La précession des équinoxes est un changement de direction de l'axe de rotation de la terre. Cet axe de rotation pointe actuellement vers l'étoile polaire, l'étoile la plus brillante de la constellation de la petite ourse. Cette précession a pour effet de provoquer un mouvement apparent des étoiles de la voûte céleste, et par conséquent de l'étoile polaire.

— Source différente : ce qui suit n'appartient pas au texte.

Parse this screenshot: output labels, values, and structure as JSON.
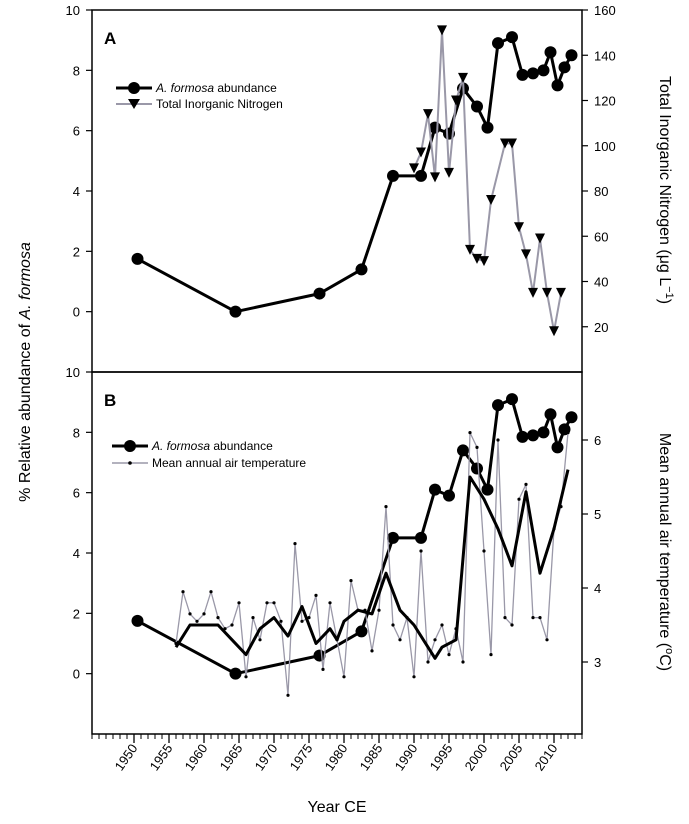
{
  "figure": {
    "left_ylabel": "% Relative abundance of A. formosa",
    "xlabel": "Year CE"
  },
  "chart_data": [
    {
      "panel": "A",
      "type": "line",
      "xlim": [
        1944,
        2014
      ],
      "x_ticks": [
        1950,
        1955,
        1960,
        1965,
        1970,
        1975,
        1980,
        1985,
        1990,
        1995,
        2000,
        2005,
        2010
      ],
      "left_axis": {
        "ylim": [
          -2,
          10
        ],
        "ticks": [
          0,
          2,
          4,
          6,
          8,
          10
        ]
      },
      "right_axis": {
        "label": "Total Inorganic Nitrogen (μg L⁻¹)",
        "ylim": [
          0,
          160
        ],
        "ticks": [
          20,
          40,
          60,
          80,
          100,
          120,
          140,
          160
        ]
      },
      "legend": {
        "placement": "top-left"
      },
      "series": [
        {
          "name": "A. formosa abundance",
          "axis": "left",
          "color": "#000000",
          "marker": "circle",
          "x": [
            1950.5,
            1964.5,
            1976.5,
            1982.5,
            1987,
            1991,
            1993,
            1995,
            1997,
            1999,
            2000.5,
            2002,
            2004,
            2005.5,
            2007,
            2008.5,
            2009.5,
            2010.5,
            2011.5,
            2012.5
          ],
          "y": [
            1.75,
            0.0,
            0.6,
            1.4,
            4.5,
            4.5,
            6.1,
            5.9,
            7.4,
            6.8,
            6.1,
            8.9,
            9.1,
            7.85,
            7.9,
            8.0,
            8.6,
            7.5,
            8.1,
            8.5
          ]
        },
        {
          "name": "Total Inorganic Nitrogen",
          "axis": "right",
          "color": "#9a98a8",
          "marker": "triangle-down",
          "x": [
            1990,
            1991,
            1992,
            1993,
            1994,
            1995,
            1996,
            1997,
            1998,
            1999,
            2000,
            2001,
            2003,
            2004,
            2005,
            2006,
            2007,
            2008,
            2009,
            2010,
            2011
          ],
          "y": [
            90,
            97,
            114,
            86,
            151,
            88,
            120,
            130,
            54,
            50,
            49,
            76,
            101,
            101,
            64,
            52,
            35,
            59,
            35,
            18,
            35
          ]
        }
      ]
    },
    {
      "panel": "B",
      "type": "line",
      "xlim": [
        1944,
        2014
      ],
      "x_ticks": [
        1950,
        1955,
        1960,
        1965,
        1970,
        1975,
        1980,
        1985,
        1990,
        1995,
        2000,
        2005,
        2010
      ],
      "left_axis": {
        "ylim": [
          -2,
          10
        ],
        "ticks": [
          0,
          2,
          4,
          6,
          8,
          10
        ]
      },
      "right_axis": {
        "label": "Mean annual air temperature (°C)",
        "ticks": [
          3,
          4,
          5,
          6
        ]
      },
      "legend": {
        "placement": "top-left"
      },
      "series": [
        {
          "name": "A. formosa abundance",
          "axis": "left",
          "color": "#000000",
          "marker": "circle",
          "x": [
            1950.5,
            1964.5,
            1976.5,
            1982.5,
            1987,
            1991,
            1993,
            1995,
            1997,
            1999,
            2000.5,
            2002,
            2004,
            2005.5,
            2007,
            2008.5,
            2009.5,
            2010.5,
            2011.5,
            2012.5
          ],
          "y": [
            1.75,
            0.0,
            0.6,
            1.4,
            4.5,
            4.5,
            6.1,
            5.9,
            7.4,
            6.8,
            6.1,
            8.9,
            9.1,
            7.85,
            7.9,
            8.0,
            8.6,
            7.5,
            8.1,
            8.5
          ]
        },
        {
          "name": "Mean annual air temperature",
          "axis": "right",
          "color": "#9a98a8",
          "marker": "dot",
          "x": [
            1956,
            1957,
            1958,
            1959,
            1960,
            1961,
            1962,
            1963,
            1964,
            1965,
            1966,
            1967,
            1968,
            1969,
            1970,
            1971,
            1972,
            1973,
            1974,
            1975,
            1976,
            1977,
            1978,
            1979,
            1980,
            1981,
            1982,
            1983,
            1984,
            1985,
            1986,
            1987,
            1988,
            1989,
            1990,
            1991,
            1992,
            1993,
            1994,
            1995,
            1996,
            1997,
            1998,
            1999,
            2000,
            2001,
            2002,
            2003,
            2004,
            2005,
            2006,
            2007,
            2008,
            2009,
            2010,
            2011,
            2012
          ],
          "y": [
            3.25,
            3.95,
            3.65,
            3.55,
            3.65,
            3.95,
            3.6,
            3.45,
            3.5,
            3.8,
            2.8,
            3.6,
            3.3,
            3.8,
            3.8,
            3.55,
            2.55,
            4.6,
            3.55,
            3.6,
            3.9,
            2.9,
            3.8,
            3.3,
            2.8,
            4.1,
            3.7,
            3.7,
            3.15,
            3.7,
            5.1,
            3.5,
            3.3,
            3.6,
            2.8,
            4.5,
            3.0,
            3.3,
            3.5,
            3.1,
            3.45,
            3.0,
            6.1,
            5.9,
            4.5,
            3.1,
            6.0,
            3.6,
            3.5,
            5.2,
            5.4,
            3.6,
            3.6,
            3.3,
            4.8,
            5.1,
            6.1
          ]
        },
        {
          "name": "",
          "axis": "right",
          "color": "#000000",
          "marker": "none",
          "x": [
            1956,
            1958,
            1960,
            1962,
            1964,
            1966,
            1968,
            1970,
            1972,
            1974,
            1976,
            1978,
            1979,
            1980,
            1982,
            1984,
            1986,
            1988,
            1989,
            1990,
            1992,
            1993,
            1994,
            1996,
            1998,
            2000,
            2002,
            2004,
            2006,
            2008,
            2010,
            2012
          ],
          "y": [
            3.2,
            3.5,
            3.5,
            3.5,
            3.3,
            3.1,
            3.45,
            3.6,
            3.35,
            3.75,
            3.25,
            3.45,
            3.3,
            3.55,
            3.7,
            3.65,
            4.2,
            3.7,
            3.6,
            3.5,
            3.2,
            3.05,
            3.2,
            3.3,
            5.5,
            5.2,
            4.8,
            4.3,
            5.3,
            4.2,
            4.8,
            5.6
          ]
        }
      ]
    }
  ],
  "legend_a": {
    "item1_italic": "A. formosa",
    "item1_rest": " abundance",
    "item2": "Total Inorganic Nitrogen"
  },
  "legend_b": {
    "item1_italic": "A. formosa",
    "item1_rest": " abundance",
    "item2": "Mean annual air temperature"
  },
  "left_label_parts": {
    "pre": "% Relative abundance of ",
    "italic": "A. formosa"
  },
  "right_label_a_parts": {
    "pre": "Total Inorganic Nitrogen (μg L",
    "sup": "−1",
    "post": ")"
  },
  "right_label_b_parts": {
    "pre": "Mean annual air temperature (",
    "sup": "o",
    "post": "C)"
  },
  "panel_labels": [
    "A",
    "B"
  ]
}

Si l'on remonte à l'époque de la construction de la grande pyramide (v. -2650), Alpha du Dragon (aussi appelée Thuban) de la constellation du Dragon[7] était au plus proche de l'axe de rotation de la terre allant même ne s'en éloigner que de 0,5° vers -2800. De nombreux auteurs[8] affirment que, le conduit nord de la chambre du roi ou la descenderie, pointaient vers l'étoile polaire de l'époque, Alpha du Dragon. Il y a un moyen très simple de déterminer l'angle d'inclinaison d'une galerie destinée à viser l'étoile polaire. Il faut que cet angle soit égal à la latitude du lieu où se trouve cette galerie, soit ici la latitude de la pyramide de Khéops qui est de 29°58'44". Or, d'une part l'angle de la descenderie est de 26°26'46"[9], et d'autre part l'angle du conduit de ventilation nord de la chambre funéraire est de 32°30'[10].

En conclusion ni les conduits, ni la descenderie ne pointait (ou ne pointe) le pôle céleste. Aucun d'entre eux ne pointant l'étoile Alpha du Dragon.

La pyramide et l’étoile Alnitak de la constellation d’Orion[modifier | modifier le code]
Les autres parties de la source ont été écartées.